Biraz çocuksu eda taşıyan eserler çok daha sonra pazarlama düşüncesinde sürrealist akımının tetikleyicisi oldu. Öyle ki, sıra dışı maceralar mantık egzersiziyle büyük mucit Edison’a bile ilham verdi.

AYKIRI ŞEYLER YAP ÖNE ÇIK

Şimdi şu sorulabilir: “Sürrealist düşünceyle girişimcilik arasında nasıl bir bağ olabilir?” Şunu bilmek gerekiyor önce: Bu tiyatro, resim, sinema gibi alanlarda oluşan klasikleşmiş sürrealizmden hayli farklı bir süreç. Buradaki gerçeküstücülük ‘pazarlama’ ya da ‘girişim’ adına formel aklı aykırı düşüncelere sevk etmek, ilklerin yaratılmasını sağlamak.
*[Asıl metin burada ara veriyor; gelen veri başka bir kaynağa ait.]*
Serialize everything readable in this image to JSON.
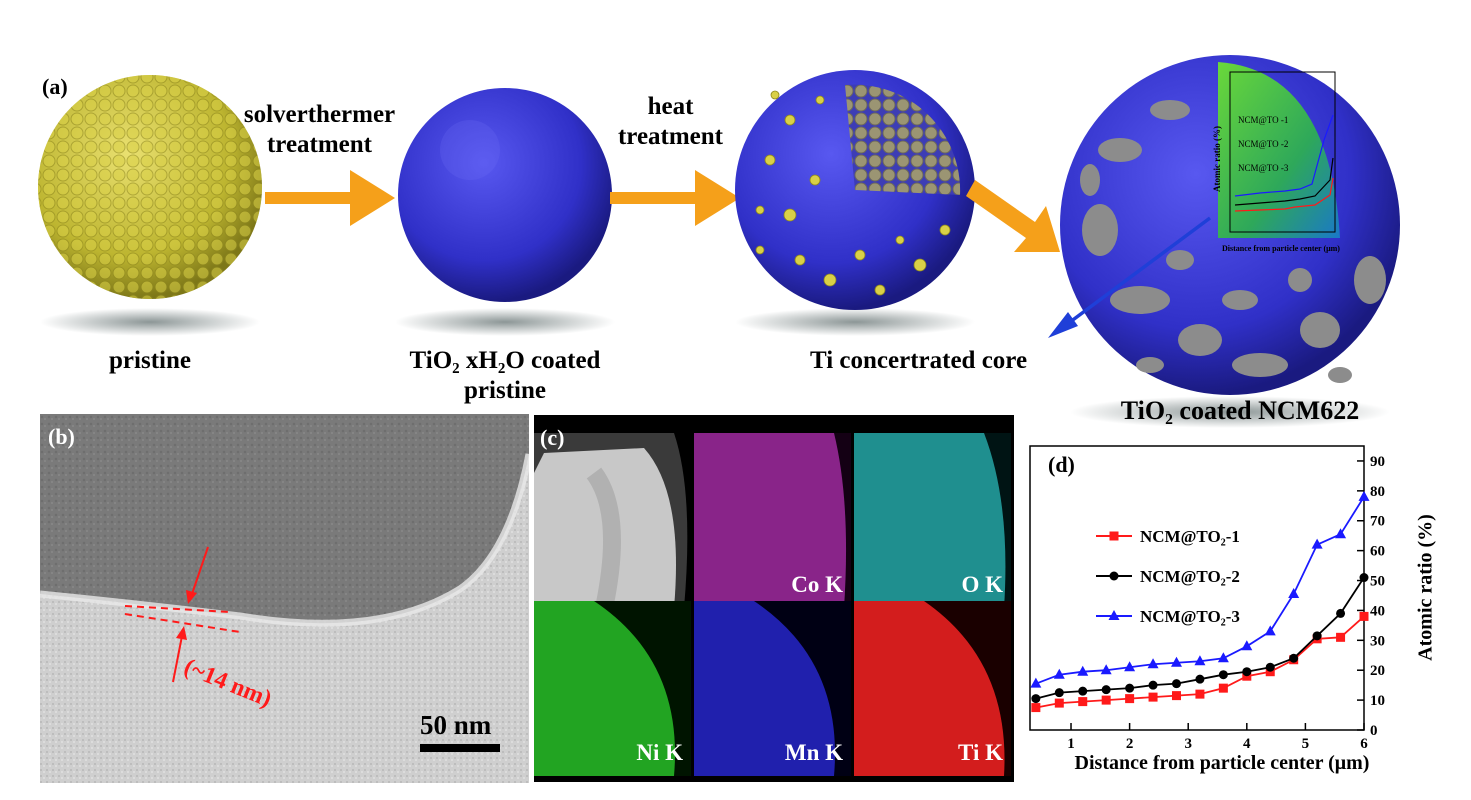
{
  "panel_a": {
    "letter": "(a)",
    "step1_label": "pristine",
    "arrow1_label_line1": "solverthermer",
    "arrow1_label_line2": "treatment",
    "step2_label_line1": "TiO₂ xH₂O coated",
    "step2_label_line2": "pristine",
    "arrow2_label_line1": "heat",
    "arrow2_label_line2": "treatment",
    "core_label": "Ti concertrated core",
    "final_label": "TiO₂ coated  NCM622",
    "colors": {
      "ncm": "#c9c23a",
      "tio2": "#3a3ad6",
      "arrow": "#f5a01a",
      "pointer": "#1f3fd8",
      "grey": "#8c8c8c"
    }
  },
  "panel_b": {
    "letter": "(b)",
    "thickness_label": "(~14 nm)",
    "scale_bar_label": "50 nm",
    "annotation_color": "#ff1a1a"
  },
  "panel_c": {
    "letter": "(c)",
    "maps": [
      {
        "label": "",
        "color": "#d8d8d8"
      },
      {
        "label": "Co K",
        "color": "#e040e0"
      },
      {
        "label": "O K",
        "color": "#30d8d8"
      },
      {
        "label": "Ni K",
        "color": "#30d830"
      },
      {
        "label": "Mn K",
        "color": "#2a2ad8"
      },
      {
        "label": "Ti K",
        "color": "#ff2020"
      }
    ]
  },
  "inset_chart": {
    "ylabel": "Atomic ratio (%)",
    "xlabel": "Distance from particle center (μm)",
    "series_names": [
      "NCM@TO -1",
      "NCM@TO -2",
      "NCM@TO -3"
    ]
  },
  "chart_data": {
    "type": "line",
    "panel_letter": "(d)",
    "xlabel": "Distance from particle center (μm)",
    "ylabel": "Atomic ratio (%)",
    "xlim": [
      0.3,
      6
    ],
    "ylim": [
      0,
      95
    ],
    "xticks": [
      1,
      2,
      3,
      4,
      5,
      6
    ],
    "yticks": [
      0,
      10,
      20,
      30,
      40,
      50,
      60,
      70,
      80,
      90
    ],
    "x": [
      0.4,
      0.8,
      1.2,
      1.6,
      2.0,
      2.4,
      2.8,
      3.2,
      3.6,
      4.0,
      4.4,
      4.8,
      5.2,
      5.6,
      6.0
    ],
    "series": [
      {
        "name": "NCM@TO₂-1",
        "color": "#ff1a1a",
        "marker": "square",
        "values": [
          7.5,
          9,
          9.5,
          10,
          10.5,
          11,
          11.5,
          12,
          14,
          18,
          19.5,
          23.5,
          30.5,
          31,
          38
        ]
      },
      {
        "name": "NCM@TO₂-2",
        "color": "#000000",
        "marker": "circle",
        "values": [
          10.5,
          12.5,
          13,
          13.5,
          14,
          15,
          15.5,
          17,
          18.5,
          19.5,
          21,
          24,
          31.5,
          39,
          51
        ]
      },
      {
        "name": "NCM@TO₂-3",
        "color": "#1a1aff",
        "marker": "triangle",
        "values": [
          15.5,
          18.5,
          19.5,
          20,
          21,
          22,
          22.5,
          23,
          24,
          28,
          33,
          45.5,
          62,
          65.5,
          78
        ]
      }
    ],
    "legend_position": "left-middle"
  }
}
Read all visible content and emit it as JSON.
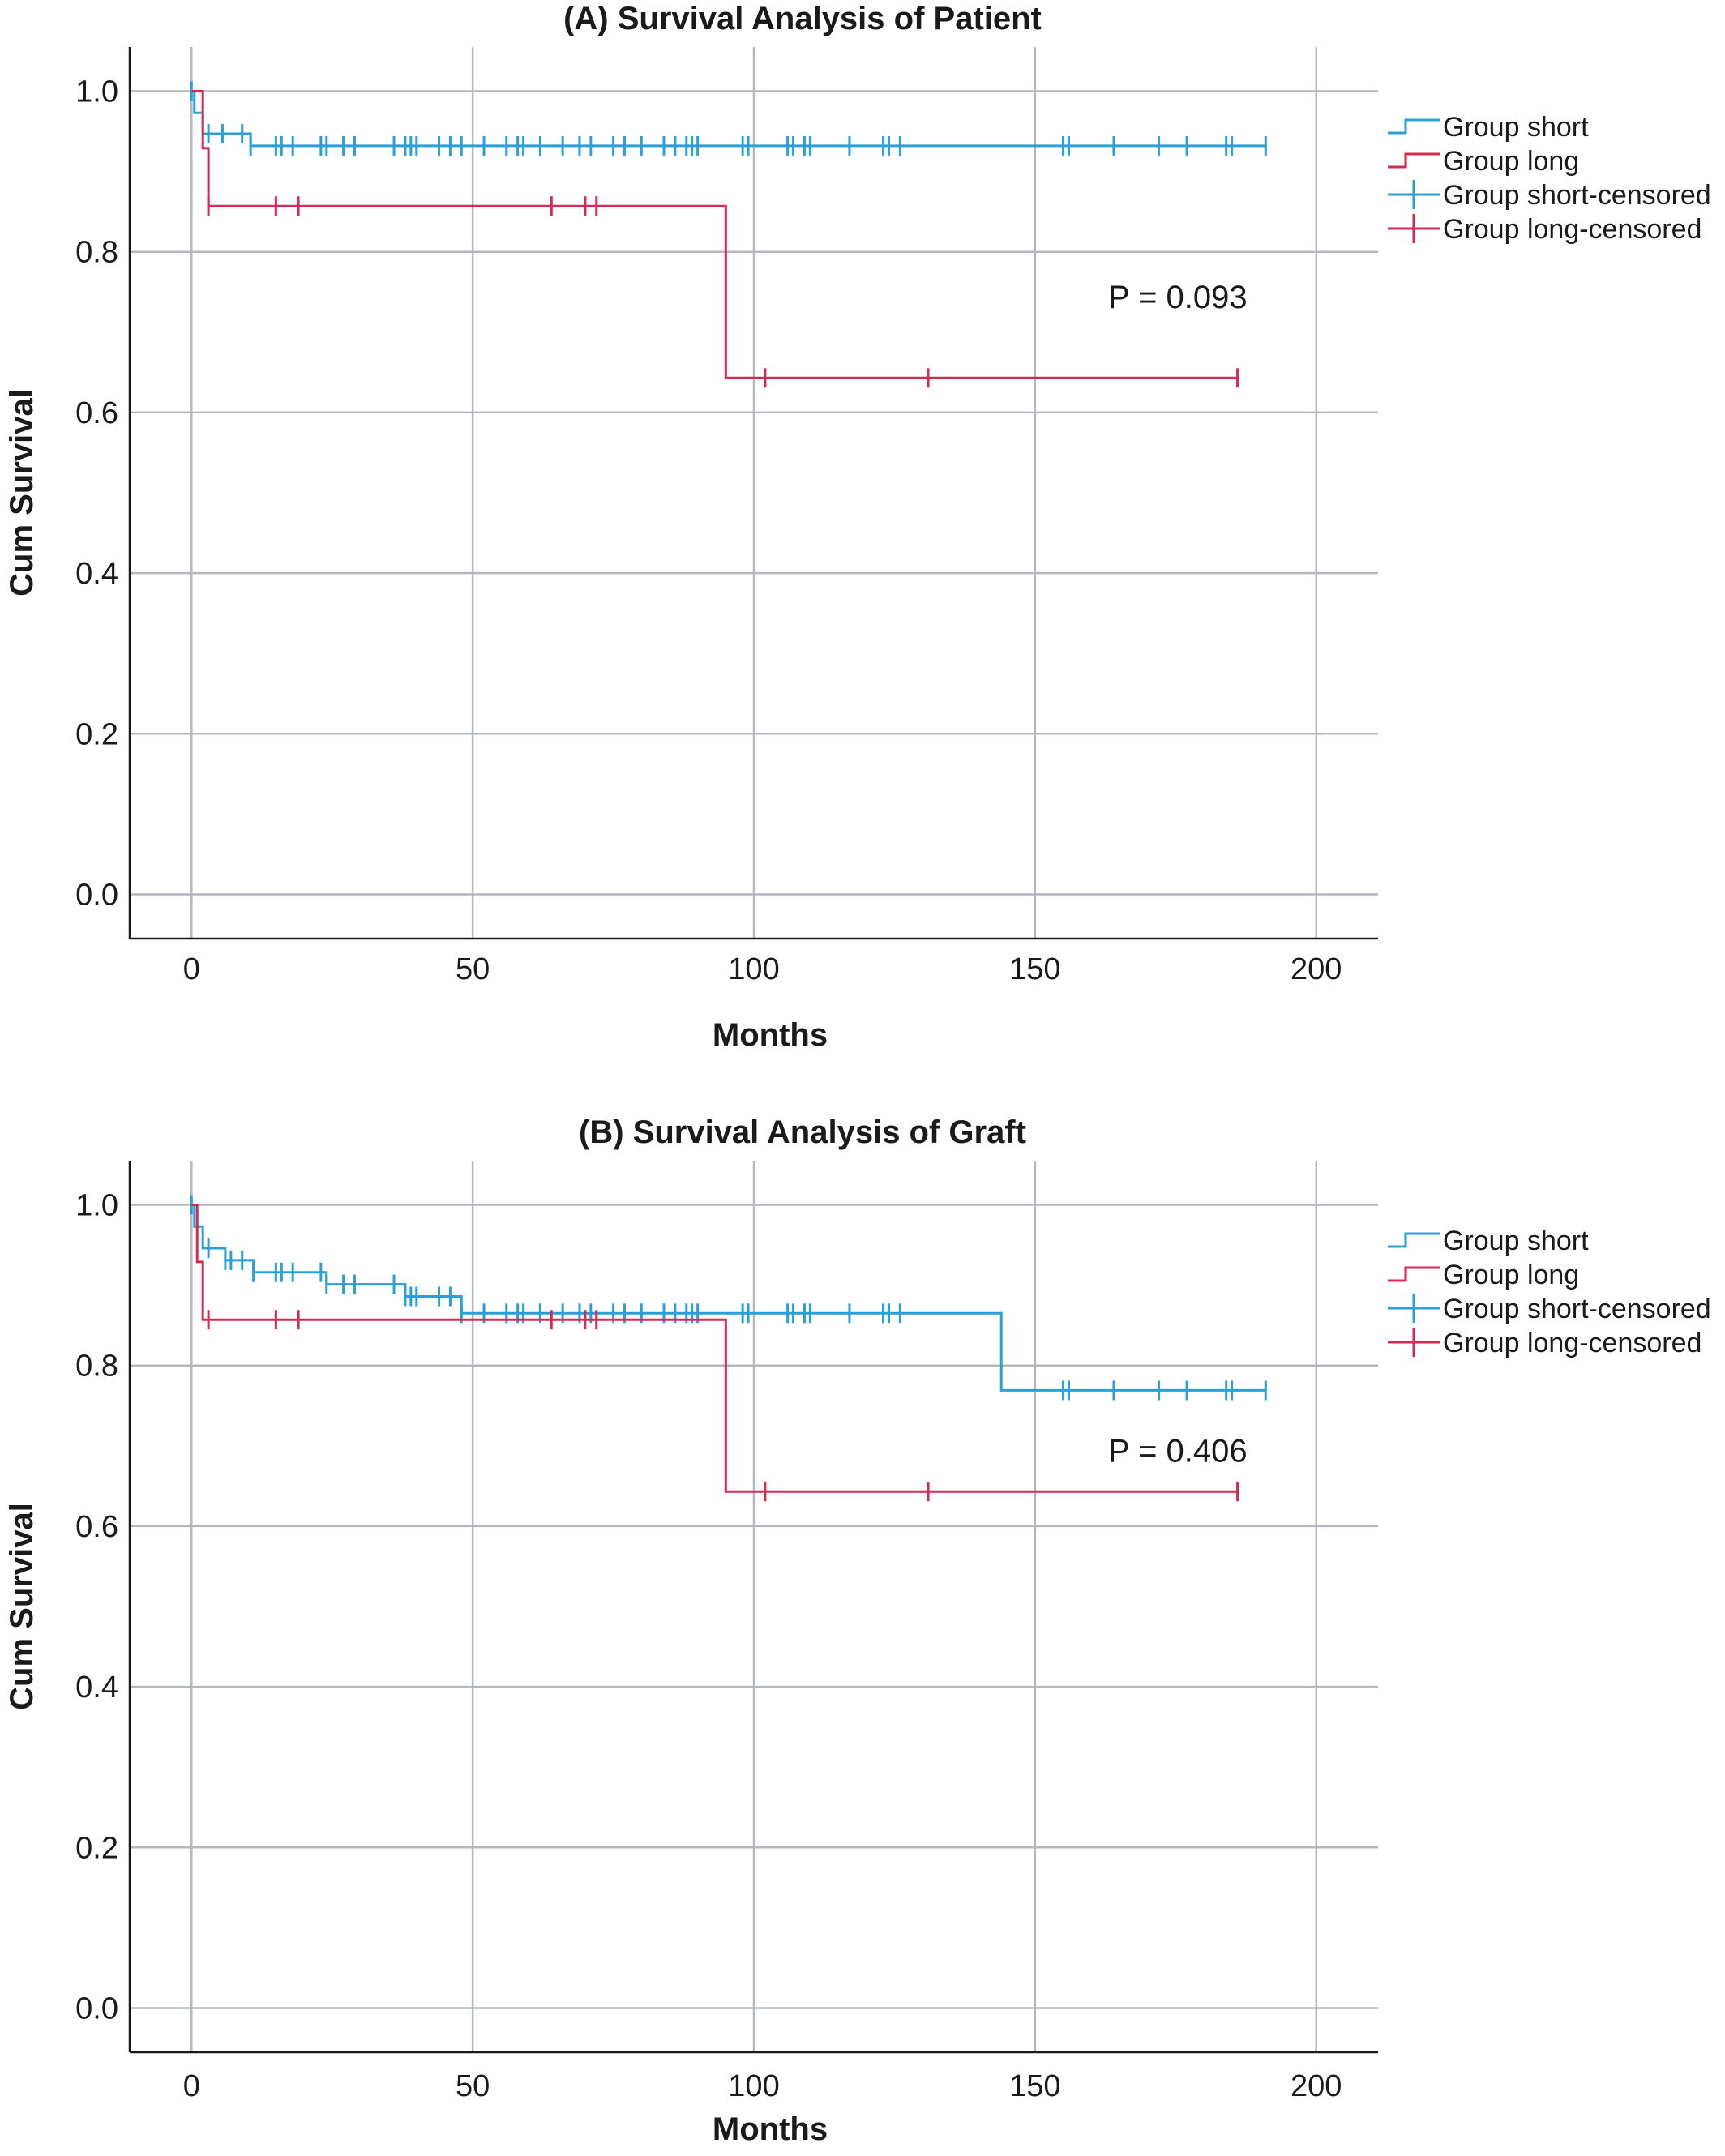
{
  "colors": {
    "short": "#2b9fd6",
    "long": "#d62a52",
    "grid": "#b4b8bd",
    "axis": "#1a1a1a"
  },
  "chart_data": [
    {
      "type": "line",
      "subtype": "kaplan-meier",
      "title": "(A) Survival Analysis of Patient",
      "xlabel": "Months",
      "ylabel": "Cum Survival",
      "xlim": [
        -11,
        211
      ],
      "ylim": [
        -0.055,
        1.055
      ],
      "xticks": [
        "0",
        "50",
        "100",
        "150",
        "200"
      ],
      "yticks": [
        "0.0",
        "0.2",
        "0.4",
        "0.6",
        "0.8",
        "1.0"
      ],
      "grid": true,
      "legend_position": "right",
      "annotation": "P = 0.093",
      "legend": [
        "Group short",
        "Group long",
        "Group short-censored",
        "Group long-censored"
      ],
      "series": [
        {
          "name": "Group short",
          "steps": [
            [
              0,
              1.0
            ],
            [
              0.5,
              0.973
            ],
            [
              2,
              0.947
            ],
            [
              10.5,
              0.932
            ],
            [
              191,
              0.932
            ]
          ],
          "censored": [
            [
              0,
              1.0
            ],
            [
              3,
              0.947
            ],
            [
              5.5,
              0.947
            ],
            [
              9,
              0.947
            ],
            [
              10.5,
              0.932
            ],
            [
              15,
              0.932
            ],
            [
              16,
              0.932
            ],
            [
              18,
              0.932
            ],
            [
              23,
              0.932
            ],
            [
              24,
              0.932
            ],
            [
              27,
              0.932
            ],
            [
              29,
              0.932
            ],
            [
              36,
              0.932
            ],
            [
              38,
              0.932
            ],
            [
              39,
              0.932
            ],
            [
              40,
              0.932
            ],
            [
              44,
              0.932
            ],
            [
              46,
              0.932
            ],
            [
              48,
              0.932
            ],
            [
              52,
              0.932
            ],
            [
              56,
              0.932
            ],
            [
              58,
              0.932
            ],
            [
              59,
              0.932
            ],
            [
              62,
              0.932
            ],
            [
              66,
              0.932
            ],
            [
              69,
              0.932
            ],
            [
              71,
              0.932
            ],
            [
              75,
              0.932
            ],
            [
              77,
              0.932
            ],
            [
              80,
              0.932
            ],
            [
              84,
              0.932
            ],
            [
              86,
              0.932
            ],
            [
              88,
              0.932
            ],
            [
              89,
              0.932
            ],
            [
              90,
              0.932
            ],
            [
              98,
              0.932
            ],
            [
              99,
              0.932
            ],
            [
              106,
              0.932
            ],
            [
              107,
              0.932
            ],
            [
              109,
              0.932
            ],
            [
              110,
              0.932
            ],
            [
              117,
              0.932
            ],
            [
              123,
              0.932
            ],
            [
              124,
              0.932
            ],
            [
              126,
              0.932
            ],
            [
              155,
              0.932
            ],
            [
              156,
              0.932
            ],
            [
              164,
              0.932
            ],
            [
              172,
              0.932
            ],
            [
              177,
              0.932
            ],
            [
              184,
              0.932
            ],
            [
              185,
              0.932
            ],
            [
              191,
              0.932
            ]
          ]
        },
        {
          "name": "Group long",
          "steps": [
            [
              0,
              1.0
            ],
            [
              2,
              0.929
            ],
            [
              3,
              0.857
            ],
            [
              95,
              0.643
            ],
            [
              186,
              0.643
            ]
          ],
          "censored": [
            [
              3,
              0.857
            ],
            [
              15,
              0.857
            ],
            [
              19,
              0.857
            ],
            [
              64,
              0.857
            ],
            [
              70,
              0.857
            ],
            [
              72,
              0.857
            ],
            [
              102,
              0.643
            ],
            [
              131,
              0.643
            ],
            [
              186,
              0.643
            ]
          ]
        }
      ]
    },
    {
      "type": "line",
      "subtype": "kaplan-meier",
      "title": "(B) Survival Analysis of Graft",
      "xlabel": "Months",
      "ylabel": "Cum Survival",
      "xlim": [
        -11,
        211
      ],
      "ylim": [
        -0.055,
        1.055
      ],
      "xticks": [
        "0",
        "50",
        "100",
        "150",
        "200"
      ],
      "yticks": [
        "0.0",
        "0.2",
        "0.4",
        "0.6",
        "0.8",
        "1.0"
      ],
      "grid": true,
      "legend_position": "right",
      "annotation": "P = 0.406",
      "legend": [
        "Group short",
        "Group long",
        "Group short-censored",
        "Group long-censored"
      ],
      "series": [
        {
          "name": "Group short",
          "steps": [
            [
              0,
              1.0
            ],
            [
              0.5,
              0.973
            ],
            [
              2,
              0.946
            ],
            [
              6,
              0.931
            ],
            [
              11,
              0.916
            ],
            [
              24,
              0.901
            ],
            [
              38,
              0.886
            ],
            [
              48,
              0.865
            ],
            [
              144,
              0.769
            ],
            [
              191,
              0.769
            ]
          ],
          "censored": [
            [
              0,
              1.0
            ],
            [
              3,
              0.946
            ],
            [
              6,
              0.931
            ],
            [
              7,
              0.931
            ],
            [
              9,
              0.931
            ],
            [
              11,
              0.916
            ],
            [
              15,
              0.916
            ],
            [
              16,
              0.916
            ],
            [
              18,
              0.916
            ],
            [
              23,
              0.916
            ],
            [
              24,
              0.901
            ],
            [
              27,
              0.901
            ],
            [
              29,
              0.901
            ],
            [
              36,
              0.901
            ],
            [
              38,
              0.886
            ],
            [
              39,
              0.886
            ],
            [
              40,
              0.886
            ],
            [
              44,
              0.886
            ],
            [
              46,
              0.886
            ],
            [
              48,
              0.865
            ],
            [
              52,
              0.865
            ],
            [
              56,
              0.865
            ],
            [
              58,
              0.865
            ],
            [
              59,
              0.865
            ],
            [
              62,
              0.865
            ],
            [
              66,
              0.865
            ],
            [
              69,
              0.865
            ],
            [
              71,
              0.865
            ],
            [
              75,
              0.865
            ],
            [
              77,
              0.865
            ],
            [
              80,
              0.865
            ],
            [
              84,
              0.865
            ],
            [
              86,
              0.865
            ],
            [
              88,
              0.865
            ],
            [
              89,
              0.865
            ],
            [
              90,
              0.865
            ],
            [
              98,
              0.865
            ],
            [
              99,
              0.865
            ],
            [
              106,
              0.865
            ],
            [
              107,
              0.865
            ],
            [
              109,
              0.865
            ],
            [
              110,
              0.865
            ],
            [
              117,
              0.865
            ],
            [
              123,
              0.865
            ],
            [
              124,
              0.865
            ],
            [
              126,
              0.865
            ],
            [
              155,
              0.769
            ],
            [
              156,
              0.769
            ],
            [
              164,
              0.769
            ],
            [
              172,
              0.769
            ],
            [
              177,
              0.769
            ],
            [
              184,
              0.769
            ],
            [
              185,
              0.769
            ],
            [
              191,
              0.769
            ]
          ]
        },
        {
          "name": "Group long",
          "steps": [
            [
              0,
              1.0
            ],
            [
              1,
              0.929
            ],
            [
              2,
              0.857
            ],
            [
              95,
              0.643
            ],
            [
              186,
              0.643
            ]
          ],
          "censored": [
            [
              3,
              0.857
            ],
            [
              15,
              0.857
            ],
            [
              19,
              0.857
            ],
            [
              64,
              0.857
            ],
            [
              70,
              0.857
            ],
            [
              72,
              0.857
            ],
            [
              102,
              0.643
            ],
            [
              131,
              0.643
            ],
            [
              186,
              0.643
            ]
          ]
        }
      ]
    }
  ]
}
Nitekim yukarıdaki soruya 1987’de Theodore Levitt şu yanıtı veriyor: “Yaratıcılık aykırı düşünmek; girişimcilik ise aykırı şeyler yapmaktır!”

Gerçekten de bir girişimci dünyevi realiteden ayrılmadan aykırı şeyleri kendi görüşüyle harmanlayabiliyorsa o sıra dışı bir girişimcidir. Aksi yöndeki bir fotoğraf ise kişiyi sadece fırsat kovalayan bir ‘taklitçi’ yapar.

Sürrealist düşünce (gerçeküstücülük) akla değil, yerleşmiş alışkanlıklara, geleneksele ve otoriter görüşe başkaldırıdır. Mizahın gelişmesinde ve rafine olmasında da bu olgunun payı vardır. Düş gücü bilinç ve bilinçaltını çalıştırarak farklılığı keşfeder, ‘orijinal’ olanın yaratılmasında onu yakıt olarak kullanır.

ZAMAN, EYLEM VE İHTİYAÇ

Sürecin bugünkü anlayışta üç önemli adımı bulunuyor:

Zaman, eylem ve ihtiyaç…

Zaman durağan değildir, kendi temposu içinde her şey sona erer ve yeniden doğar.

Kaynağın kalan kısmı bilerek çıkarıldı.